La France a fait défaut en 1797.

La France a fait défaut en 1797. - Loic Venance - AFP

La dette publique a passé un seuil symbolique. Néanmoins, la France a peu de risque de faire défaut.

C'est un symbole. La dette de la France vient de franchir la barre des 2.000 milliards d'euros, selon l'Insee ce 30 septembre. Cette dette pèse maintenant 95,1% du PIB. Cette hausse semble inéluctable. C'est deux fois plus qu'il y a 10 ans !

Les premiers à avoir sonné l'alerte, ce sont Thierry Breton et Michel Pébereau dans un rapport en 2005, où déjà ils prévenaient que sans mesures fortes de réduction de déficit, la dette allait s'emballer.

Aujourd'hui, ce niveau très symbolique des 2.000 milliards d'euros vient d'être franchi, mais ce n'est pas une surprise.

Pourquoi cela ne surprend personne?

Avec la chute de Lehman Brother en 2008, la France a dû absorber un choc financier sans précédent depuis 1929, et prendre à son compte une partie des dettes des banques. Aujourd'hui, on traverse une période de faible croissance et faible inflation. Et la priorité politique va clairement à la relance, et non à la réduction drastique des déficits.

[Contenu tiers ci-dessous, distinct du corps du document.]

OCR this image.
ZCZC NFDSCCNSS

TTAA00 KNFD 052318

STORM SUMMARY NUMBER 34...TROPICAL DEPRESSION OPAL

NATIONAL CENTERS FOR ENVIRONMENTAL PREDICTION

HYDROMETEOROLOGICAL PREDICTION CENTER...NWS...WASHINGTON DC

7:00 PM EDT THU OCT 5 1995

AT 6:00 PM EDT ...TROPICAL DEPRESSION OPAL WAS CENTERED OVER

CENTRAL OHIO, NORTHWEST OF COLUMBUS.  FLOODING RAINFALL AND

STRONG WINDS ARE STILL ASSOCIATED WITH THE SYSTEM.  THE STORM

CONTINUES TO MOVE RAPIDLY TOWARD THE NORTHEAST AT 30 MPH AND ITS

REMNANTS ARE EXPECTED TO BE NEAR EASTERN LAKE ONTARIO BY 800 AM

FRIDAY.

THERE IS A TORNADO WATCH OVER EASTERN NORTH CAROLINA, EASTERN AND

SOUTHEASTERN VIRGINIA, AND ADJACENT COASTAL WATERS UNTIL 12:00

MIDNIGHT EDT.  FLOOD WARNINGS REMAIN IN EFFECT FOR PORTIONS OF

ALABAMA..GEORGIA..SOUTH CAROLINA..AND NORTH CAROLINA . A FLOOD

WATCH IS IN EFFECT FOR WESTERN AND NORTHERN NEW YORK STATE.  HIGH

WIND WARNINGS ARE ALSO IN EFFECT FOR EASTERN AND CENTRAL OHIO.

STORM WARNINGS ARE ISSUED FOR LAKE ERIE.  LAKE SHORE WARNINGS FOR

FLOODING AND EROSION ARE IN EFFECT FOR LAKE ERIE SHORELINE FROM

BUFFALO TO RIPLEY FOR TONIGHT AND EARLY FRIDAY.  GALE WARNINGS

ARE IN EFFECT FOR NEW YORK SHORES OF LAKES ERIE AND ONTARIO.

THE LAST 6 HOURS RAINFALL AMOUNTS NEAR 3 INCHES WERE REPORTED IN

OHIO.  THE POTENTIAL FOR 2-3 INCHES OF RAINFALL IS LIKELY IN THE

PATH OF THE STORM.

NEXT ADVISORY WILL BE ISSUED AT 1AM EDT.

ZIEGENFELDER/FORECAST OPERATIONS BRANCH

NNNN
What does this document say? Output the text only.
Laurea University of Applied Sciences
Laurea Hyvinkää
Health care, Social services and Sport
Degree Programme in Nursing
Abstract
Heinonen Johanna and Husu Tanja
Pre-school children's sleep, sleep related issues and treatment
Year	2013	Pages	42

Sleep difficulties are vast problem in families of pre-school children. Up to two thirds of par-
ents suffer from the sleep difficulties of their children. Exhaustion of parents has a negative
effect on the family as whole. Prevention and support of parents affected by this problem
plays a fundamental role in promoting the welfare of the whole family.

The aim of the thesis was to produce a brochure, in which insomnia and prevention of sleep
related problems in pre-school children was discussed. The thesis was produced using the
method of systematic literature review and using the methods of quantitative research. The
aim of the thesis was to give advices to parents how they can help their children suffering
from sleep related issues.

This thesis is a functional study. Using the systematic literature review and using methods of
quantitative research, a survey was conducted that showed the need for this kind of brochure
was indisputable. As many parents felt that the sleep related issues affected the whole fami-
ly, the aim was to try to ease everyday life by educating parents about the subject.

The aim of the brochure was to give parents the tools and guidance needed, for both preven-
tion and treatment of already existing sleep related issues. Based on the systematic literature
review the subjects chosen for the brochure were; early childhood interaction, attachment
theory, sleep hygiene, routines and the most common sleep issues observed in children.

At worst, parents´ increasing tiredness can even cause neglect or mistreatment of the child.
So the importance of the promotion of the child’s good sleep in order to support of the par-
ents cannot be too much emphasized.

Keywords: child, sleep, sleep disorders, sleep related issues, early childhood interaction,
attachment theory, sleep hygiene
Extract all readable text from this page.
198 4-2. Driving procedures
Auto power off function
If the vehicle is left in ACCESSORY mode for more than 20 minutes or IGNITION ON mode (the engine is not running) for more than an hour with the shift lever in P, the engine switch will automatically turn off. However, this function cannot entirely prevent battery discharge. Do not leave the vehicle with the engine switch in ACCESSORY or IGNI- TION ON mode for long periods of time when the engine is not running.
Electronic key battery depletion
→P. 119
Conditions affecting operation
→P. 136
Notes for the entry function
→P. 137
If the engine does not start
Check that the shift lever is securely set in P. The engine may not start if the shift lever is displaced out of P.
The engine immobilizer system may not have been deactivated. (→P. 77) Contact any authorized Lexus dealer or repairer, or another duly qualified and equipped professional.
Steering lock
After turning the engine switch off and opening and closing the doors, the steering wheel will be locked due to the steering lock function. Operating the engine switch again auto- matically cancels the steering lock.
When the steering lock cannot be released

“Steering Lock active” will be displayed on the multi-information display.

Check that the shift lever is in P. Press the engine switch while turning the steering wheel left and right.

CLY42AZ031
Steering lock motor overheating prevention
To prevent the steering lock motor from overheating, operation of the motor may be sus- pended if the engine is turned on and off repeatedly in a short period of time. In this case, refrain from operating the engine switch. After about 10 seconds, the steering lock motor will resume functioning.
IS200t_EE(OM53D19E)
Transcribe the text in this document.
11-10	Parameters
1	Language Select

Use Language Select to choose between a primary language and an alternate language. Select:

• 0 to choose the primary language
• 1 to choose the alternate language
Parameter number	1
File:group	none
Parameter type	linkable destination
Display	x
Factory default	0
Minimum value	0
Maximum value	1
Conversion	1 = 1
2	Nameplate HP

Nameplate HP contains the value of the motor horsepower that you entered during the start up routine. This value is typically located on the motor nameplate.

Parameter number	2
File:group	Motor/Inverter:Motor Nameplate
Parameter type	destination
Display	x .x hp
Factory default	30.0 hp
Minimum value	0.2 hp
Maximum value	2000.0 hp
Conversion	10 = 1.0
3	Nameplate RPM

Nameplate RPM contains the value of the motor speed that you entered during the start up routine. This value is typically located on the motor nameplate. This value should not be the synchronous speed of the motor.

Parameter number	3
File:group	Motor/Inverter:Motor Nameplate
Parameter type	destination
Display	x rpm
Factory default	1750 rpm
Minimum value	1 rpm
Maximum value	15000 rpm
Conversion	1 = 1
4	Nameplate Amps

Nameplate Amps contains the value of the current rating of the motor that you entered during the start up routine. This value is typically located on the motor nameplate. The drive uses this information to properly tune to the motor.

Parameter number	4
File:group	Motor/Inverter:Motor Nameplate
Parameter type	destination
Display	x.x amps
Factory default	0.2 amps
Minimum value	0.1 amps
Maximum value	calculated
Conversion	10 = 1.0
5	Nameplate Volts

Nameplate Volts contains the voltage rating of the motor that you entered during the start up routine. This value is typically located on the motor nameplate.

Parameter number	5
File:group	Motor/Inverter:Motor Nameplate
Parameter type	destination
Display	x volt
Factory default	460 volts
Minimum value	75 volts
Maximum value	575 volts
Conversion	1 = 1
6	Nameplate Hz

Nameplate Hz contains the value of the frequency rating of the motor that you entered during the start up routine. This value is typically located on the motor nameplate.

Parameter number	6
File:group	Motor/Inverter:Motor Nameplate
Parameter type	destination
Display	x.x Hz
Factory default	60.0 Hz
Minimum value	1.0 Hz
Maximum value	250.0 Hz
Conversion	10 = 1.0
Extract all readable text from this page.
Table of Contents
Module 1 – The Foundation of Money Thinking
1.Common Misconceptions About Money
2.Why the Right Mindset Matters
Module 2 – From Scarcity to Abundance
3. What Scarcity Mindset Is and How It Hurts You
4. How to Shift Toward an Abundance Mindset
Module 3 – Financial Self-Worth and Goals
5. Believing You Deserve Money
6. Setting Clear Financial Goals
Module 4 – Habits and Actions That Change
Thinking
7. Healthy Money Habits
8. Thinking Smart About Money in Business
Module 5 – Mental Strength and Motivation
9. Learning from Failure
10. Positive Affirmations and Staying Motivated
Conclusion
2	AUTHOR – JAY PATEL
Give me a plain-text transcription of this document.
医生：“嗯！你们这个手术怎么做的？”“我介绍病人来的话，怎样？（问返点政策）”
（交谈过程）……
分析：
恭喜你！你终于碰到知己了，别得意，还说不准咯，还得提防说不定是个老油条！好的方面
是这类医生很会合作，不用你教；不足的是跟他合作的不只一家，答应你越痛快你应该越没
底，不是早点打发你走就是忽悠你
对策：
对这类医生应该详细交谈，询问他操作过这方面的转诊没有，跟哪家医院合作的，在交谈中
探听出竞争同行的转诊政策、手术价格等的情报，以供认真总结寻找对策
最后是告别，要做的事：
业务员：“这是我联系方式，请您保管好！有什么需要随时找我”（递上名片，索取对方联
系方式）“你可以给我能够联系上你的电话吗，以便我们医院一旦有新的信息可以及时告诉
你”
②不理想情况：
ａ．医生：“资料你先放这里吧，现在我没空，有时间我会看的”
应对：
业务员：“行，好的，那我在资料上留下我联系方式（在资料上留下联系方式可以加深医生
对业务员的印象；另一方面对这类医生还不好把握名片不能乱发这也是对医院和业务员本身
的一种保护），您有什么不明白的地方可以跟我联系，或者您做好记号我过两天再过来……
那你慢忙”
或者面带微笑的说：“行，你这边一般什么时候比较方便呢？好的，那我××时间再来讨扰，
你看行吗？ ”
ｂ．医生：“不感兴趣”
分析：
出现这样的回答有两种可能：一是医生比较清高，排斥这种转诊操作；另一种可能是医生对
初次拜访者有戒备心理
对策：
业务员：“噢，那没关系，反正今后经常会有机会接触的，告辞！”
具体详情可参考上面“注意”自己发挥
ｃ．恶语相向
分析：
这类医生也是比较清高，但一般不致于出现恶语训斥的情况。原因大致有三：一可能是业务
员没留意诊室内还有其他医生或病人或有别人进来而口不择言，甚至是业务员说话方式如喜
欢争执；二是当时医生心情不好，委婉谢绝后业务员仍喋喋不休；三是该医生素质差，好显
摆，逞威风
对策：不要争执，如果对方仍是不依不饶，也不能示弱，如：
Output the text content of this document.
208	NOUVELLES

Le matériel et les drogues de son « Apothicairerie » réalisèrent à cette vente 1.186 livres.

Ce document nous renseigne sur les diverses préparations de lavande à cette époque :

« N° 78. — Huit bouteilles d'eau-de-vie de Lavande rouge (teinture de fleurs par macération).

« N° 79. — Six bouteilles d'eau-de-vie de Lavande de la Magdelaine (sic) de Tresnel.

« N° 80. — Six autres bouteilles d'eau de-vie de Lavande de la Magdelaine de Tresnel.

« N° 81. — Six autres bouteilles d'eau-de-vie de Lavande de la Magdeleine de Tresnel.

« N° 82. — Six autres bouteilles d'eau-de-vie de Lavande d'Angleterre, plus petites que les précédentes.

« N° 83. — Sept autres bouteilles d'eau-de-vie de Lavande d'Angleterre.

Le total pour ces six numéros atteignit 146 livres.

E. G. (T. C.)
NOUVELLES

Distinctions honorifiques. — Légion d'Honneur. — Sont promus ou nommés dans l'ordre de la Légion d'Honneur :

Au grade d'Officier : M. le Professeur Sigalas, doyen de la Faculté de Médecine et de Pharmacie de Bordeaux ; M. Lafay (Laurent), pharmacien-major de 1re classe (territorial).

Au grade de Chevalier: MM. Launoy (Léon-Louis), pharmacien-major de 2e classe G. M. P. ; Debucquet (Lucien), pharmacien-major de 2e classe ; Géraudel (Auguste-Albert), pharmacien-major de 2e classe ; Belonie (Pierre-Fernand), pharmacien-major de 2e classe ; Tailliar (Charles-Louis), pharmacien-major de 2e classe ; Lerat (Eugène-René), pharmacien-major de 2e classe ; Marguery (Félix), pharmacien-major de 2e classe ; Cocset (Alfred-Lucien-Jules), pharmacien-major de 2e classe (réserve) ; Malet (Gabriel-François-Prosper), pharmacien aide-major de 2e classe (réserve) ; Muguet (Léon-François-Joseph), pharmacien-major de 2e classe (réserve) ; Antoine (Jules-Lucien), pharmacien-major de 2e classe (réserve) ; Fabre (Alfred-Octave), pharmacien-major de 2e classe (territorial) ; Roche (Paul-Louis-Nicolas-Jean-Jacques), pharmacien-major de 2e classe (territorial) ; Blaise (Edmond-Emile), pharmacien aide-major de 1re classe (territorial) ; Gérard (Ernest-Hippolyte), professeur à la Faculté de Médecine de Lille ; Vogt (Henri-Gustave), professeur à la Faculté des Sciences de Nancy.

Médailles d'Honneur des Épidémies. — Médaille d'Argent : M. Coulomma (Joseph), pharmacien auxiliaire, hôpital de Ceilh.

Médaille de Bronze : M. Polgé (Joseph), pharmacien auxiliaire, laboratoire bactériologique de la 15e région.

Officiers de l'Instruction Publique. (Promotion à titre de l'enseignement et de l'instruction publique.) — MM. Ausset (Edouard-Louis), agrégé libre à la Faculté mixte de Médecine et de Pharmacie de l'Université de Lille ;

Les conditions ne sont pas réunies pour envisager ne serait-ce qu'une stabilisation de la dette de la France qui ne fait que progresser. Maintenant la dette n'est pas non plus condamnée à augmenter. L'Allemagne, par exemple, a réussi à entamer un cercle de désendettement.

Et faut-il s'en inquiéter ?

Même si le chiffre est impressionnant, la France a peu de chance de faire défaut. La dernière fois qu'elle a fait faillite, c'était en 1797. La banqueroute des 2/3, sous le Directoire. Et aujourd'hui, 216 ans plus tard, pas grand monde ne croit à une nouvelle faillite. Malgré les énormes secousses que nous venons de traverser, la France, avec l'Allemagne, reste une valeur refuge.

Nous n'avons d'ailleurs jamais emprunté à des taux aussi bas. Mais c'est aussi sur ce point précis qu'il faut rester très vigilent. Car à ce niveau phénoménal de dette, la moindre remontée des taux d'intérêts se paie en milliards d'euros. La charge de la dette est d'ailleurs devenue aujourd'hui un des premiers postes de dépense publique. Il faut savoir que toute l'année, chaque jeudi matin, l'Agence France Trésor émet de la dette.

Elle lève, au nom de la France, de l'argent sur les marchés, pour financer les administrations, les politiques publiques, rembourser les déficits. En 2013, elle a émis par exemple pas loin de 190 milliards d'euros. Ce que craint donc un spécialiste budgétaire de l'opposition, c'est qu'en 2015, la France emprunte 220 à 230 milliards. Ce qui ferait d'elle le premier emprunteur en euro.